Dans une interview récente, Mahmoud Rechidi, le porte parole du parti socialiste des travailleurs (PST), met les pieds dans le plat: "Le programme du libéralisme économique qu’on veut imposer aux travailleurs et aux masses populaires, préconisé régulièrement par le FMI et la Banque mondiale, vise la remise en cause de nos acquis sociaux, de notre souveraineté sur nos richesses et de notre indépendance nationale. L’offensive libérale, qui se décline sous forme d’une transformation radicale de l’édifice juridique actuel, est en réalité une tentative sans précédent du pouvoir pour imposer les intérêts du patronat et de l’oligarchie contre ceux de la classe ouvrière et des masses populaires".

Nota-bene. En physique, l'implosion est un ensemble d'explosions combinées de façon à faire sentir leurs effets vers un centre. Au figuré, le terme implosion est utilisé pour désigner la désagrégation, l'effondrement interne d'un système.

POST-SCRIPTUM

La crise politique que traverse le pays permet-elle ces réformes ?
Question à Mustapha Mekideche, vice-président du CNES.
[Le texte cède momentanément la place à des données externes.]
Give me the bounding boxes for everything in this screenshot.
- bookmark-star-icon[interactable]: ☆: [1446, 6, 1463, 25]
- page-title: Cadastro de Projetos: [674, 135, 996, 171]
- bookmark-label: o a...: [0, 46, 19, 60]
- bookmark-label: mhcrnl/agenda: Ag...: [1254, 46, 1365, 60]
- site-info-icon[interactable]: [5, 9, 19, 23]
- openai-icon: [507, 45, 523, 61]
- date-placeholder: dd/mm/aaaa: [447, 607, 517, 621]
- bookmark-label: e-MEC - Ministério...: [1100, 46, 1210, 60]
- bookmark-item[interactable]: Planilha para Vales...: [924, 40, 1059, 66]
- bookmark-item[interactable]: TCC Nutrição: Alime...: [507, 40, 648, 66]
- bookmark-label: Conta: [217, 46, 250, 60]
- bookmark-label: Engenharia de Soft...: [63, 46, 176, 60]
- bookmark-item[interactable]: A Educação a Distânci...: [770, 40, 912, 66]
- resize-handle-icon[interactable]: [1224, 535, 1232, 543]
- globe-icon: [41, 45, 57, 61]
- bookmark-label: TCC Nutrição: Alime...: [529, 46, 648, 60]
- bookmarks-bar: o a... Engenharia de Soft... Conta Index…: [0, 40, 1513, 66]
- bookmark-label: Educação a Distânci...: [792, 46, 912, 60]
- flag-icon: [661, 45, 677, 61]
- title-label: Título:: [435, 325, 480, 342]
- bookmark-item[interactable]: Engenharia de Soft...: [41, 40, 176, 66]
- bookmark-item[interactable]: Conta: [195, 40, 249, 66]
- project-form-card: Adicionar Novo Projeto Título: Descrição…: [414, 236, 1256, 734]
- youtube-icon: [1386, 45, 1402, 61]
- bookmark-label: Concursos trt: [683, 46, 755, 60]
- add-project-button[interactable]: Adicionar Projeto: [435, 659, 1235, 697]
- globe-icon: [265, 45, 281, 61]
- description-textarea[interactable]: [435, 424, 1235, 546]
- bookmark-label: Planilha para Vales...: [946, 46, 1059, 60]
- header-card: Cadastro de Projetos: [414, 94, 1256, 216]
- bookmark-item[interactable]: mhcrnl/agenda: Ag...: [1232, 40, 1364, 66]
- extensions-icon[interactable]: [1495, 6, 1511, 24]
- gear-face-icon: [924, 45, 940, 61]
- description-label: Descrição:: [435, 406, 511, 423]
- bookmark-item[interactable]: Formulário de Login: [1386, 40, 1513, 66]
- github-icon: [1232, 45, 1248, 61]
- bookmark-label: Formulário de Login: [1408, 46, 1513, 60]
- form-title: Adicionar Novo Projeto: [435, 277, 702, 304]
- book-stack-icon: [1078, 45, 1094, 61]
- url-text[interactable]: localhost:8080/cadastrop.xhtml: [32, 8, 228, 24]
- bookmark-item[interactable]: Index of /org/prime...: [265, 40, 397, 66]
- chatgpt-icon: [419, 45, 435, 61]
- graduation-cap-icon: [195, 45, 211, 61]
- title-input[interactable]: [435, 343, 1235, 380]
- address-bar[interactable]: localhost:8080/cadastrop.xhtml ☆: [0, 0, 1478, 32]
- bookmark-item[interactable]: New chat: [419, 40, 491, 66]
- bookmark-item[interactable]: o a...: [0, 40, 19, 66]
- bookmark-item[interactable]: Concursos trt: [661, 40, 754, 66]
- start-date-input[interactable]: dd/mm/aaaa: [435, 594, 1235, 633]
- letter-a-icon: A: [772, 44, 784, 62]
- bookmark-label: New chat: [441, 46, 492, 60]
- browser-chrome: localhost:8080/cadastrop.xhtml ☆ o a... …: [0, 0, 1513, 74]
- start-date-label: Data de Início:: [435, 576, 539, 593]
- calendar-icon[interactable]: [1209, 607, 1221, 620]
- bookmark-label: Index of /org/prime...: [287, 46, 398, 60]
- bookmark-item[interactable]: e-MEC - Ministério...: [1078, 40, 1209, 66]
"Vous parlez de crise politique ou de crise pour la prise du pouvoir ? Une crise politique vient lorsqu’il y a des programmes alternatifs à proposer pour la gestion du pays. Personnellement, et sur la crise dont on parle, je n’ai pas vu beaucoup de programmes proposés au sein de la classe politique. Peut-être que cela a été sous-estimé ; d’ailleurs, les pouvoirs publics aussi l’ont sous-estimée… Si nous avions une culture démocratique d’alternance quant aux solutions proposées pour sortir de la crise et faire émerger une économie performante, ce serait mieux et c’est autour de cela que les clivages peuvent se faire. Or, nous sommes sur des lignes de clivage qui ne sont pas essentielles."